San Martin de Bolaños

ALLÍ DONDE SE dobla el canto del agua, donde se aquieta el río en un remanso rodeado de peñascos, está el pueblo de San Martín de Bolaños.

Cuando uno encumbra río abajo, desde Chimaltitán, y alcanza a divisar este pueblo, lo ve así en el lejanía; parece una flor dormida en el espejo del río, flor de pitayo, de garambullo o de huizache…

San Martín tiene su historia, tiene sus leyendas, tiene la gentileza de sus habitantes, todo ello envuelto en la bruma agobiadora de un calor insoportable. El cañón cerrado, oscurecido en su estrechez, a 700 metros sobre el nivel del mar, está resoplando allí. Es un vaho caliente, es la respiración de la barranca que nubla y envaguece la visión.

San Martin de Bolaños-1

Se sabe que todos los minerales del cañón tuvieron como referencia o cabecera, un poblacho que se nombró Real de Minas de Santa Rosa de Albuquerque.
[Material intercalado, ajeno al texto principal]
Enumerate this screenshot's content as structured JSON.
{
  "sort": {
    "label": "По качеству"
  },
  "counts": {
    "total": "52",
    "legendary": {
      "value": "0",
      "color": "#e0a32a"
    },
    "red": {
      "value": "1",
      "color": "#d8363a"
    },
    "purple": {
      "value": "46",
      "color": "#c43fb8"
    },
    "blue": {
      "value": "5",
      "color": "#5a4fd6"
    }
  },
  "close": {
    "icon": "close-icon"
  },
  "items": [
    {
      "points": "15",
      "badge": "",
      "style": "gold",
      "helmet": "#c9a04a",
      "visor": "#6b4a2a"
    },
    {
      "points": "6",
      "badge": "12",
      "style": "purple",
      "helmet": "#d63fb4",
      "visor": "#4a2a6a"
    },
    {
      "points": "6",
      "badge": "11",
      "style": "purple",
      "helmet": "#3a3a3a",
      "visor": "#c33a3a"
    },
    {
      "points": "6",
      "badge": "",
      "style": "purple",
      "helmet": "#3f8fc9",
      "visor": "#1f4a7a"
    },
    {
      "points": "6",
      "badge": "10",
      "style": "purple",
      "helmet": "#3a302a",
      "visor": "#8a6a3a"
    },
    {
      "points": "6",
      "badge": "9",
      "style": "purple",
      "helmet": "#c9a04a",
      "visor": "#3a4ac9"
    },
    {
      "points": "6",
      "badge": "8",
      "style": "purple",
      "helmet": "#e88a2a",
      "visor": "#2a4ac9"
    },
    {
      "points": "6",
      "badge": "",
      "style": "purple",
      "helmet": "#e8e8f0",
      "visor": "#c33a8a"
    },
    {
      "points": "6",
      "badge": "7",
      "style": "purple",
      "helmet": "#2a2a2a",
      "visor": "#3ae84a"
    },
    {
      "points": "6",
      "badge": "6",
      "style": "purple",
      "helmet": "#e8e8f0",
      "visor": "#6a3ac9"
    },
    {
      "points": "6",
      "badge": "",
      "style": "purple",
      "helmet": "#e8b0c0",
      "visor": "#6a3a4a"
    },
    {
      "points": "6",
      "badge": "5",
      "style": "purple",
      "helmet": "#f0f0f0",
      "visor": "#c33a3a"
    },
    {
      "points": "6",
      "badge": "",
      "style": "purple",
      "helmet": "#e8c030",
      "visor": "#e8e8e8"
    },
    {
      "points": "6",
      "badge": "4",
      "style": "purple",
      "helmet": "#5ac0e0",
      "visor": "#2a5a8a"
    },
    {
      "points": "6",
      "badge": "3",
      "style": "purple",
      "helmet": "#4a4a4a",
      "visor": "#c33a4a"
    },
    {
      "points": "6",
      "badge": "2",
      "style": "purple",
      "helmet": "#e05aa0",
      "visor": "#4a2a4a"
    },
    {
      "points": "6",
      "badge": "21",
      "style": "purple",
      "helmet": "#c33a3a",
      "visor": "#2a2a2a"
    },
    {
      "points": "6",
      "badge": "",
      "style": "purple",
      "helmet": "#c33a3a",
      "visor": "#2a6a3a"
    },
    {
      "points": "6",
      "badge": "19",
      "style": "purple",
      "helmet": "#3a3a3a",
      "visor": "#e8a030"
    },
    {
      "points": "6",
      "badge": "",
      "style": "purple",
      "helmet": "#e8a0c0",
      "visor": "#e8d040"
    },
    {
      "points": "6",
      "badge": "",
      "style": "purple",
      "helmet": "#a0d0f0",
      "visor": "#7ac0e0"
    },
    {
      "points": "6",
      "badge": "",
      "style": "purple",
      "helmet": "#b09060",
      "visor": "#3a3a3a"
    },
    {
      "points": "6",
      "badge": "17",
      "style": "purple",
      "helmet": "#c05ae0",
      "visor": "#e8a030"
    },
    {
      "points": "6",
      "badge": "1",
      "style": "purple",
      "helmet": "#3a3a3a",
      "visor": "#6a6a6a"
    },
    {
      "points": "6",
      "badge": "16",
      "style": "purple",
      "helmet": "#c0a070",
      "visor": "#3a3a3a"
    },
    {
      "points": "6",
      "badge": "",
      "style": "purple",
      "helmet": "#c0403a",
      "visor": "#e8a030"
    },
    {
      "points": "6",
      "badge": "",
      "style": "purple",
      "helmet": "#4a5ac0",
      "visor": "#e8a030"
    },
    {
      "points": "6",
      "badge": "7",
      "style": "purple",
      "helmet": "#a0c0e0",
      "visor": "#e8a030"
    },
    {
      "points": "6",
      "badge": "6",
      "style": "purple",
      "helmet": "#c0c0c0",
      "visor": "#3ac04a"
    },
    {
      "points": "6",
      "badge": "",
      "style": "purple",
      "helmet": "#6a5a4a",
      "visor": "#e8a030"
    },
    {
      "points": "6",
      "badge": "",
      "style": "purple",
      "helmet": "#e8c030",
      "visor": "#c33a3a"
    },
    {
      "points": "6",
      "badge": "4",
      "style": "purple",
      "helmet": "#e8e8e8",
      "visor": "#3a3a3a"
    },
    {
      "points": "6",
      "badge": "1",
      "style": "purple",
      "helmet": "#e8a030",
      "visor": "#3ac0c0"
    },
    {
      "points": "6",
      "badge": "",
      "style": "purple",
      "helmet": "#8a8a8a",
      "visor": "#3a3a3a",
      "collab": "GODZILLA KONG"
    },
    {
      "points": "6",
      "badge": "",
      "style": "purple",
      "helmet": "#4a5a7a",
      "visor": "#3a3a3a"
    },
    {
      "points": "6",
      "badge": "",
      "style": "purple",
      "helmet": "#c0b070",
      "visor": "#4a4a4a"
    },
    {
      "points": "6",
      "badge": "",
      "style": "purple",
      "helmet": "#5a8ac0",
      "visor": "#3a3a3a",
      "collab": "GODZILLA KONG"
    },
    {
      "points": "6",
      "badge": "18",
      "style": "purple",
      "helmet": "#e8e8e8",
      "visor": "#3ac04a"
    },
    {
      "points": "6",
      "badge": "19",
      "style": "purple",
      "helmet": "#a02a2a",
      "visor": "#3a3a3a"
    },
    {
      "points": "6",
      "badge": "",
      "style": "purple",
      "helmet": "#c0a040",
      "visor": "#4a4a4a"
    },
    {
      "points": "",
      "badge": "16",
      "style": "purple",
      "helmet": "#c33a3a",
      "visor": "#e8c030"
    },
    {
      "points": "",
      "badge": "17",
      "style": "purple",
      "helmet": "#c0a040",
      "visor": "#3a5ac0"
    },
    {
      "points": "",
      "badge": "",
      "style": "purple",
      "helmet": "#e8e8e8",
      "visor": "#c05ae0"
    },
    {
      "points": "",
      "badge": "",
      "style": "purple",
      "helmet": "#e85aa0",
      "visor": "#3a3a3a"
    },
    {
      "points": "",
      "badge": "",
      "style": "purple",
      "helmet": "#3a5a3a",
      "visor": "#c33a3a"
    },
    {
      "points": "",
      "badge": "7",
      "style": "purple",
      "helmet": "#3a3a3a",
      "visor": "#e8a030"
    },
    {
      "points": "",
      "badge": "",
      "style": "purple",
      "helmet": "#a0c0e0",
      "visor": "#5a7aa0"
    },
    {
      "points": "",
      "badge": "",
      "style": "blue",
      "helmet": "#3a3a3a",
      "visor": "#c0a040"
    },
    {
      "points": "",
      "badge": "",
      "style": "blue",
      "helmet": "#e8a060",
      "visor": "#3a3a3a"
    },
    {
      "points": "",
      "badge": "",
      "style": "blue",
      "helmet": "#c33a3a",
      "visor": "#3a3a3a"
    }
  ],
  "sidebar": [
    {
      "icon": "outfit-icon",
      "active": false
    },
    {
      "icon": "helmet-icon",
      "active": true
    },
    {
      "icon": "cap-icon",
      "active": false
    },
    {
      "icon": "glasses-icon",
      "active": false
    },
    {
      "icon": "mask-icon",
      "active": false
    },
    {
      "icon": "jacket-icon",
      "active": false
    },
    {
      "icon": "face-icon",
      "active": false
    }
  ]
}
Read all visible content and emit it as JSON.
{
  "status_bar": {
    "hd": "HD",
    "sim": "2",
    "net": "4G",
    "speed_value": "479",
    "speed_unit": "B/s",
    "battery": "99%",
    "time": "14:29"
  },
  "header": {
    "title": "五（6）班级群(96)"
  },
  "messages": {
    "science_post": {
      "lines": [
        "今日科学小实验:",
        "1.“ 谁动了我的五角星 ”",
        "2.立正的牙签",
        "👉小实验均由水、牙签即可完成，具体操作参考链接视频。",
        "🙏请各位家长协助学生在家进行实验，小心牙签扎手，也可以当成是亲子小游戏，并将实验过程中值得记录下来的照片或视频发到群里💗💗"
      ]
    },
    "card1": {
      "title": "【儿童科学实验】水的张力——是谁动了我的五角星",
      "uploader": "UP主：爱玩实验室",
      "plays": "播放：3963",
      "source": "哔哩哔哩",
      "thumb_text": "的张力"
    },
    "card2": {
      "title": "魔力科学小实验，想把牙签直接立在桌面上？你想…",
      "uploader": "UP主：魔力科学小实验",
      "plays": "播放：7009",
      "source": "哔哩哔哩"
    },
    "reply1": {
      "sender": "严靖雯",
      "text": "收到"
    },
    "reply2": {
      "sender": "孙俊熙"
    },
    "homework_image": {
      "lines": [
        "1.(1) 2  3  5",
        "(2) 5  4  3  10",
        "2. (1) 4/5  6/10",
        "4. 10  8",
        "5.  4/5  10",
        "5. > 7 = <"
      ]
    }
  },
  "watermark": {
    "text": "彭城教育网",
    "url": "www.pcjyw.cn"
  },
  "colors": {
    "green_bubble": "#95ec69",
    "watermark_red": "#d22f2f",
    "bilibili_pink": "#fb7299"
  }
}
Al tiempo se extinguió la veta minera y desmantelaron las improvisadas estramancias, se tapiaron los socavones y la gente del pueblecillo vino a asentarse al sitio donde está ahora San Martín de Bolaños.

Se vinieron aquellos mineros y trajeron consigo la imagen de un Cristo de tamaño natural que les habían donado allá unos españoles de apellido De la Barrera. Se trajeron su Cristo y no quisieron olvidar a Santa Rosa, conjugando en uno el título del patronazgo que adoptaron en el nombre del Señor de Santa Rosa, con fiesta el 30 de agosto.

El actual templo parroquial se empezó a construir el año de 1895, al Iado de la primera iglesia donde se colocó el crucifijo, allá a mediados del siglo XVIII.

San Martin de Bolaños-2

Se guarda en los anales el nombre de las personas que hicieron frente a los costos de construcción, encargándose sucesivamente de las rayas de los albañiles. Ellos fueron don Felipe Ureña, don José María Ureña y don Evaristo Paredes.

Las tumbas de estos tres esclarecidos benefactores están situadas todavía a las puertas del templo viejo, y todavía rebulle en el ánimo del vecindario un recuerdo de gratitud y cariño en su memoria.

Allí queda San Martín de Bolaños a la hora angustiada del atardecer. Las rinconadas de los cerros se están llenando de sombras, mientras en los picachos resplandece todavía la fuerza llameante del sol.

Sopla un viento que se encajona en los acantilados y alza livianas tolvaneras. Pero el viento es tan caliente como el resuello ardoroso de aquel cañón en fiebre de alta temperatura.

El río ahora esmirriado y flaco, no el caudaloso de otros tiempos, viene desde los rincones más distantes de la barranca, con un canto quedo y un temblor de agua entre las piedras, pintado apenas en los brillos del último sol de la tarde.

Y luego un remanso de aguas verdosas donde parece que San Martín está flotando como una blanca flor, zacalasúchil.